Pokemon Sword and Shield are perhaps the most anticipated games from the franchise ever. After reaching stratospheric popularity in the past three years with the seemingly endless success of Pokemon GO, and indeed the debut of its first ever live-action movie – Detective Pikachu – these games have a lot to live up to. But perhaps the biggest pressure stacked against these new Pokemon games is that they are the first mainline games of the franchise on a games console – not just a handheld.
Pokemon Sword and Shield start off just like any other Pokemon game: the player is sent on a quest to defeat all of the gym leaders in the region after receiving a starter beast to tame.
Fans of the franchise will not need a retelling of how the game progresses – but newcomers will quickly learn the routine of travelling to a new town, beating the gym leader’s task (usually a rudimentary puzzle or a set of trainers), and then defeating the gym leader for a badge. Rinse, repeat.
While the gyms are supposed to be some of the more challenging aspects of the game, I found real difficulty in the Pokemon trainers scattered throughout caves and along paths between the various towns.
Sword and Shield feel like amalgamations of recent enrties such as Pokemon X and Y, and 2018’s Pokemon Let’s Go!
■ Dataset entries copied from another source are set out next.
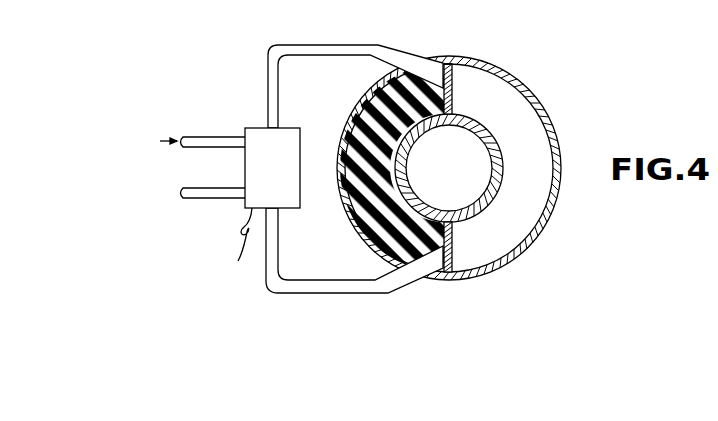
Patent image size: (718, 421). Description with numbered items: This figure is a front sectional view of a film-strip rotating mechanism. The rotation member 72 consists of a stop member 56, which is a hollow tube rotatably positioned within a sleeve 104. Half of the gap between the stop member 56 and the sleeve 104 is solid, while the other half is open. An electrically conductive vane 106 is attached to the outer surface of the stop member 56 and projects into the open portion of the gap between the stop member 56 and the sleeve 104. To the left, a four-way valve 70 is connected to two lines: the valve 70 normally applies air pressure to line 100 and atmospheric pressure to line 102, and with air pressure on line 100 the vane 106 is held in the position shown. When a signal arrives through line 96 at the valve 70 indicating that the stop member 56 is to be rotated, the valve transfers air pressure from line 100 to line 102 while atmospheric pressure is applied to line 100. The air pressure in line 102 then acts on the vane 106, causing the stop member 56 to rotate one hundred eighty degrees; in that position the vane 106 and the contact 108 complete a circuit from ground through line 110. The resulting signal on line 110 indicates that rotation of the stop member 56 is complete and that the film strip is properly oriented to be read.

The stop member 56 is at (475, 201).
The 4-way valve 70 is at (256, 128).
The rotation member 72 is at (556, 95).
The line 96 is at (242, 250).
The line 100 is at (350, 58).
The line 102 is at (340, 283).
The sleeve 104 is at (541, 231).
The vane 106 is at (454, 250).
The contact 108 is at (455, 72).
The line 110 is at (448, 63).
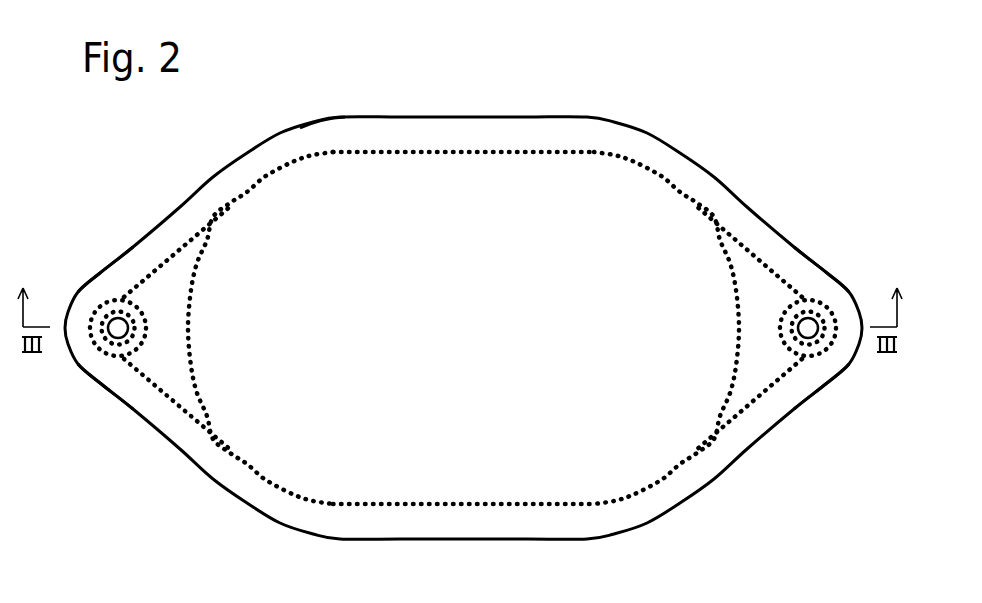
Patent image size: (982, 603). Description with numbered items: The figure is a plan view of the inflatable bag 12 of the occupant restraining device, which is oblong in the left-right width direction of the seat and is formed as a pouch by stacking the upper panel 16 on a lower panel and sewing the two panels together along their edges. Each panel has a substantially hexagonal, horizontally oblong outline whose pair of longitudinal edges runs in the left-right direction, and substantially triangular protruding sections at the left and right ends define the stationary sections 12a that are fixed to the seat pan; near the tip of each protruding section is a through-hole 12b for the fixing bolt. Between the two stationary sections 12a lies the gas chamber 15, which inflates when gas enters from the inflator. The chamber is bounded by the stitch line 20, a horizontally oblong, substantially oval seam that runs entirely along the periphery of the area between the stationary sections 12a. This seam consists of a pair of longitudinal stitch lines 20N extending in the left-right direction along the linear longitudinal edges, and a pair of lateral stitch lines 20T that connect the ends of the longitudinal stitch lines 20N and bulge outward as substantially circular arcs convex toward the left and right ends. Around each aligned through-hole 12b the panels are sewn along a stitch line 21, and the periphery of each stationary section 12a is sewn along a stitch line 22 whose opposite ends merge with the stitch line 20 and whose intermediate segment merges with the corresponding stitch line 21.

The bag 12 is at (658, 109).
The stationary section 12a is at (77, 294).
The through-hole 12b is at (83, 344).
The gas chamber 15 is at (402, 363).
The upper panel 16 is at (320, 134).
The stitch line 20 is at (463, 328).
The longitudinal stitch line 20N is at (458, 153).
The lateral stitch line 20T is at (192, 332).
The stitch line 21 is at (142, 314).
The stitch line 22 is at (172, 253).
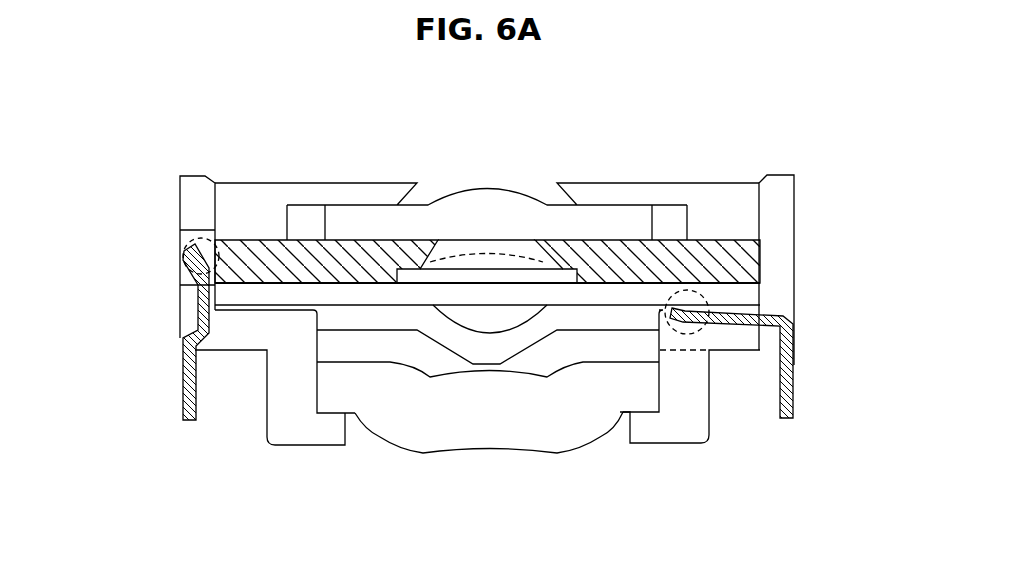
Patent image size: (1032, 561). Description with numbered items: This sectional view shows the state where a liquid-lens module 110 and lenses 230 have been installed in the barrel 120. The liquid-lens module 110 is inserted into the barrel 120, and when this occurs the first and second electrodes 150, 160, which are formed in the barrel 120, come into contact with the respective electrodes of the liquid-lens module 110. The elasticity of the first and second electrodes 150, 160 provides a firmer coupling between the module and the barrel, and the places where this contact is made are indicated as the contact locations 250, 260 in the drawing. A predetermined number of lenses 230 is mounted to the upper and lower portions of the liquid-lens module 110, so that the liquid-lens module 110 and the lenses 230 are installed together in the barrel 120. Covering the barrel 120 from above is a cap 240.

Pikachu & Eevee.
The challenge from the traditional style of games has been infused with Let’s Go’s quality of life improvements; such as having the Pokemon Box available at any time, and indeed the removal of HM moves (Cut, Surf, etc).
Although cutting out some of these aspects has been criticised in the past, it ultimately amounts to a more streamlined version of the game, allowing players to focus more on training and battling than traversing the world.
Streamlined though it may be, the new games actually give players the biggest opportunity yet to explore the world, as it includes a brand new Wild Area.
This new addition to the game is what Pokemon fans have been waiting for since Red and Blue. An expansive, interesting free-roam area with seemingly limitless types of creatures to catch.
With different zones and terrains, players will discover many types of Pokemon on their travels without even realising they had stumbled into a new region.
This aspect of the game alone brings the childlike wonder of early Pokemon journeys back again. Unfortunately, while the Wild Area looks the part, the technology doesn’t hold up.
Glaring examples of pop-in plague the game, and can become frustrating when searching for something specific in the sprawling world.
What’s more, when the Pokemon do successfully load in, it feels like the Nintendo Switch can’t handle the amount of characters on screen, causing lag and frame rate issues.
This may be an unfortunate symptom of the games being released early, or the developers getting to grips with the Nintendo Switch’s hardware, but either way, it doesn’t make for pleasurable playing.
Thankfully, in the city scenarios the game shines. The pseudo-British design of the Galar region is bursting with charm.
Players will quickly find their favourite town and want to hang out there between adventures – which is handy because there’s plenty to choose from.